Excellent Suspended's description. The Fichi d'India (Opuntia Ficus Indica) are averagely common plants in south Italy, especially in Calabria and Sicilia. This quite stout plant (Barbary Fig), growing up in arid/semi-arid areas, is a species of cactus, possibly native to Mexico, which has been able to adapt its "status" to really hard (waterless) conditions. The fruit, which is enjoyed "frozen" by many (I actually don't crave for it), has a taste similar to sweet watermelon. Ortigia has (also in this case) once again been able to extrapolate the hidden essence of an indigenous peculiar friut finally appointing a quite pleasant fragrance which, despite the lack of complex structure, is able to stand out for gracefulness and delicacy. Fico d'India is figgy, soapy, floral, ethereal and musky. There is a connection (thin red edge) with scents a la Annick Goutal Ninfeo Mio, Ferragamo Pour Homme and Diptyque Philosykos but this fragrance possesses an its own "southern" (hard to describe) fleshy particularity. It is indeed at same time balmy-ethereal and fleshy-juicy (kind of simil berrish/orangy/mellony/plummy), powdery and musky. There is an intense (juicy-acid) black/red cherry-like fruitiness jumping as well out and it is quite irresistible end erotic. This fruity vibe is anyway basically figgy like a classic fig-vibe enriched by berry/melony fruitiness. Fruitiness is anyway finally dry and powdery (after the initial tart-vibe's recession). Powdery woods close the round of this really original creation. This creation is not surely creative but ends to smell peculiar and temperamental. Another Ortigia's evocative performance for us.
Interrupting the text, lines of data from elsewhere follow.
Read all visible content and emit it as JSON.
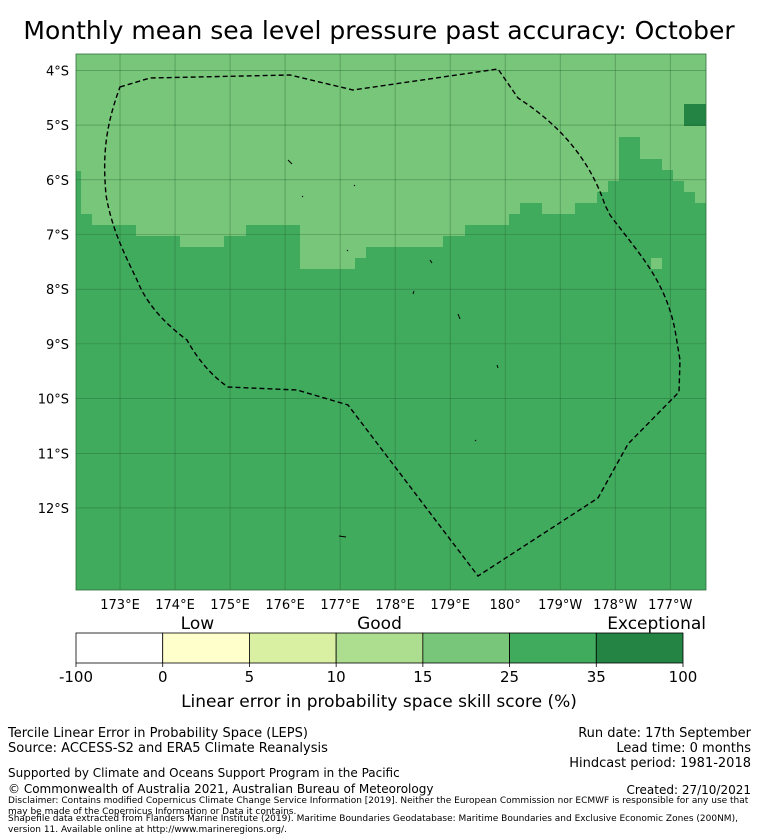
{
  "title": "Monthly mean sea level pressure past accuracy: October",
  "map": {
    "lat_labels": [
      "4°S",
      "5°S",
      "6°S",
      "7°S",
      "8°S",
      "9°S",
      "10°S",
      "11°S",
      "12°S"
    ],
    "lon_labels": [
      "173°E",
      "174°E",
      "175°E",
      "176°E",
      "177°E",
      "178°E",
      "179°E",
      "180°",
      "179°W",
      "178°W",
      "177°W"
    ],
    "extent": {
      "lon_min": 172.2,
      "lon_max": 183.65,
      "lat_north": -3.7,
      "lat_south": -13.5
    },
    "boundary_style": "dashed black (Exclusive Economic Zone)",
    "regions": [
      {
        "name": "Northern area",
        "category": "15–25",
        "color": "#78c679"
      },
      {
        "name": "Southern area",
        "category": "25–35",
        "color": "#41ab5d"
      },
      {
        "name": "North-east cells",
        "category": "35–100",
        "color": "#238443"
      }
    ]
  },
  "colorbar": {
    "category_labels": [
      "Low",
      "Good",
      "Exceptional"
    ],
    "ticks": [
      "-100",
      "0",
      "5",
      "10",
      "15",
      "25",
      "35",
      "100"
    ],
    "colors": [
      "#ffffff",
      "#ffffcc",
      "#d9f0a3",
      "#addd8e",
      "#78c679",
      "#41ab5d",
      "#238443"
    ],
    "label": "Linear error in probability space skill score (%)"
  },
  "footer": {
    "left": [
      "Tercile Linear Error in Probability Space (LEPS)",
      "Source: ACCESS-S2 and ERA5 Climate Reanalysis"
    ],
    "right": [
      "Run date: 17th September",
      "Lead time: 0 months",
      "Hindcast period: 1981-2018"
    ],
    "supported": "Supported by Climate and Oceans Support Program in the Pacific",
    "copyright": "© Commonwealth of Australia 2021, Australian Bureau of Meteorology",
    "created": "Created: 27/10/2021",
    "disclaimer": "Disclaimer: Contains modified Copernicus Climate Change Service Information [2019]. Neither the European Commission nor ECMWF is responsible for any use that may be made of the Copernicus Information or Data it contains.",
    "shapefile": "Shapefile data extracted from Flanders Marine Institute (2019). Maritime Boundaries Geodatabase: Maritime Boundaries and Exclusive Economic Zones (200NM), version 11. Available online at http://www.marineregions.org/."
  }
}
This scent is made using a giant cactus with bright orange flowers, indigenous to Sicily, and opens with the strong smell of freshly cut stems that have been frozen in ice; green, cold, cedary and ever so slightly citric with a hint of flora. Interestingly, and equally, I get a dry, minutely sweet, smokey tobacco note alongside the greenery that creates a wonderfully unusual partnership.
The dry down softens the top notes and introduces a whispering creamy vanilla to warm things up a little, and maybe, just maybe, a tiny hint of banana leaf.
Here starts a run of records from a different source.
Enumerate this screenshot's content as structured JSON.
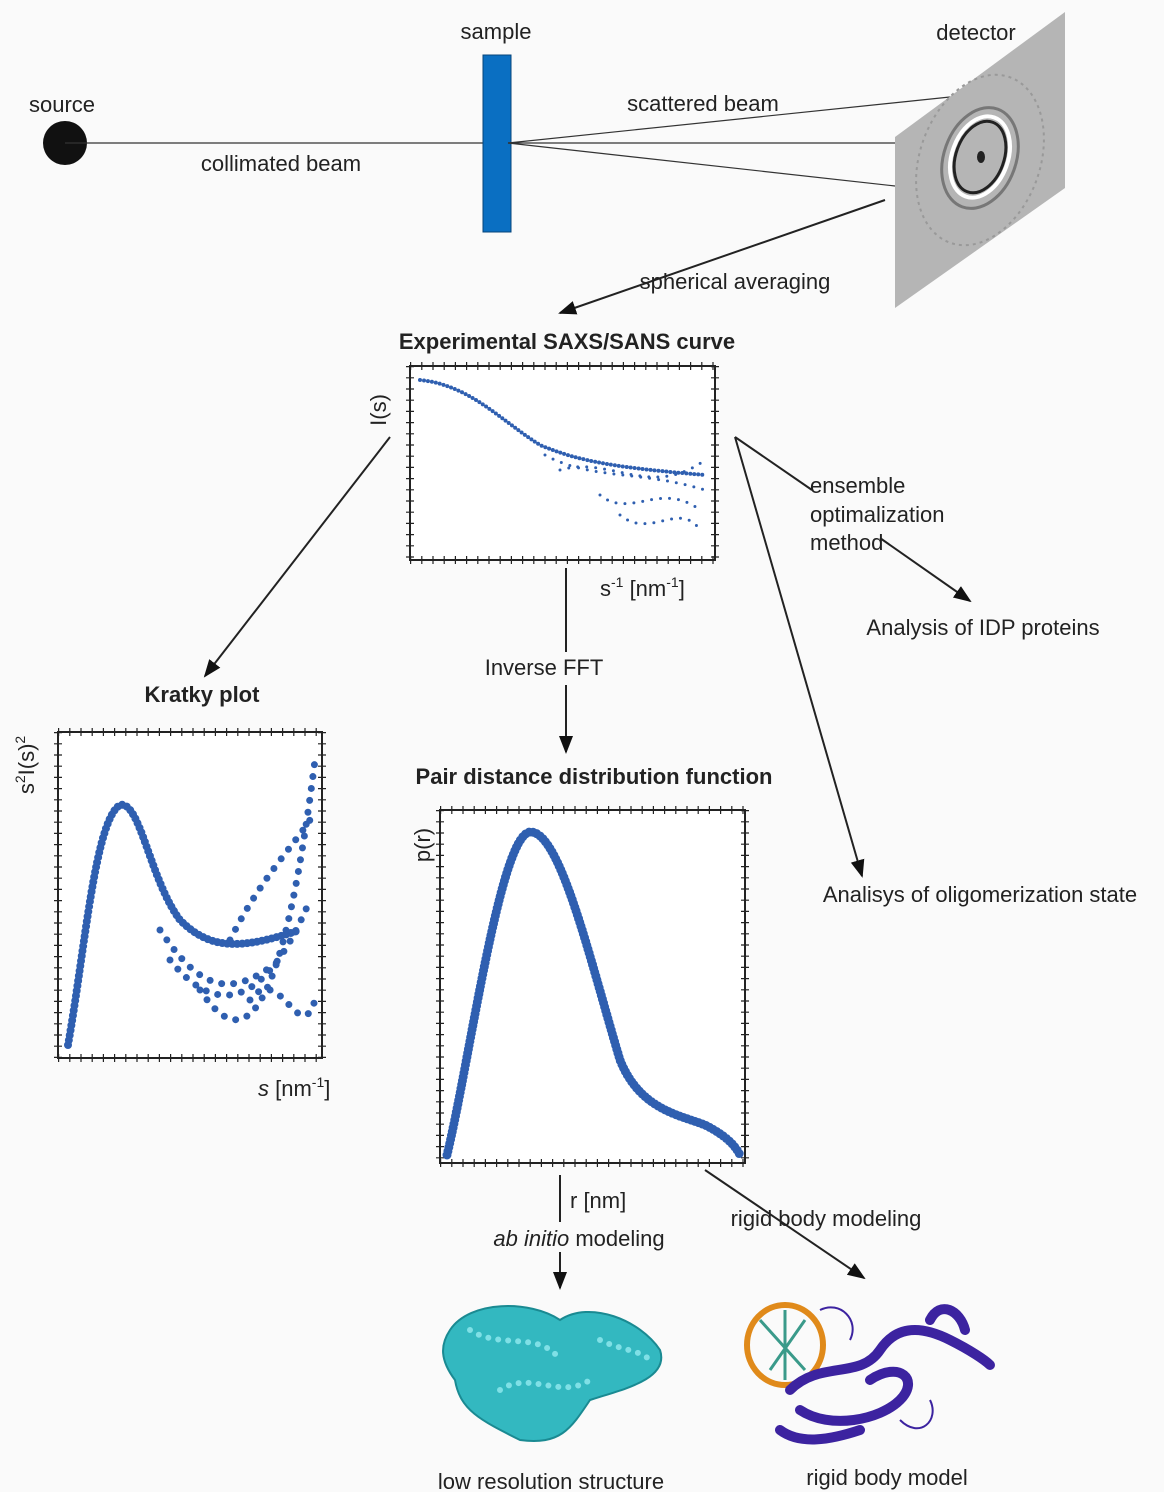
{
  "setup": {
    "source": "source",
    "sample": "sample",
    "detector": "detector",
    "collimated_beam": "collimated beam",
    "scattered_beam": "scattered beam",
    "spherical_averaging": "spherical averaging"
  },
  "experimental_curve": {
    "title": "Experimental SAXS/SANS curve",
    "y_label": "I(s)",
    "x_label": [
      "s",
      "-1",
      " [nm",
      "-1",
      "]"
    ]
  },
  "inverse_fft": "Inverse FFT",
  "kratky": {
    "title": "Kratky plot",
    "y_label": [
      "s",
      "2",
      "I(s)",
      "2"
    ],
    "x_label": [
      "s",
      " [nm",
      "-1",
      "]"
    ]
  },
  "pddf": {
    "title": "Pair distance distribution function",
    "y_label": "p(r)",
    "x_label": "r [nm]"
  },
  "ensemble": {
    "lines": [
      "ensemble",
      "optimalization",
      "method"
    ],
    "result": "Analysis of IDP proteins"
  },
  "oligomerization": "Analisys of oligomerization state",
  "ab_initio": {
    "label": [
      "ab initio",
      " modeling"
    ],
    "result": "low resolution structure"
  },
  "rigid_body": {
    "label": "rigid body modeling",
    "result": "rigid body model"
  }
}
It may just be my chemistry but after an hour or two I'd say this fragrance becomes gourmand. The cool greenery has all but gone and you're left with something that smells like a good quality vanilla ice-cream with a hint of coconut. There's still a hint of powdery flora, too, never soapy. I'm not a fan of vanilla or gourmands in general, but I really like what this becomes.
To me, this is a scent that was made with summer in mind and is perfectly unisex. Depending on the weather, I find the green elements can stick around a lot longer. The coconut accord comes and goes, sometimes it never appears, other times I get a huge burst of suncream. What ever Fico decides to disclose, never disappoints.
All in all, an unusual scent that gets a lot of compliments. I love it!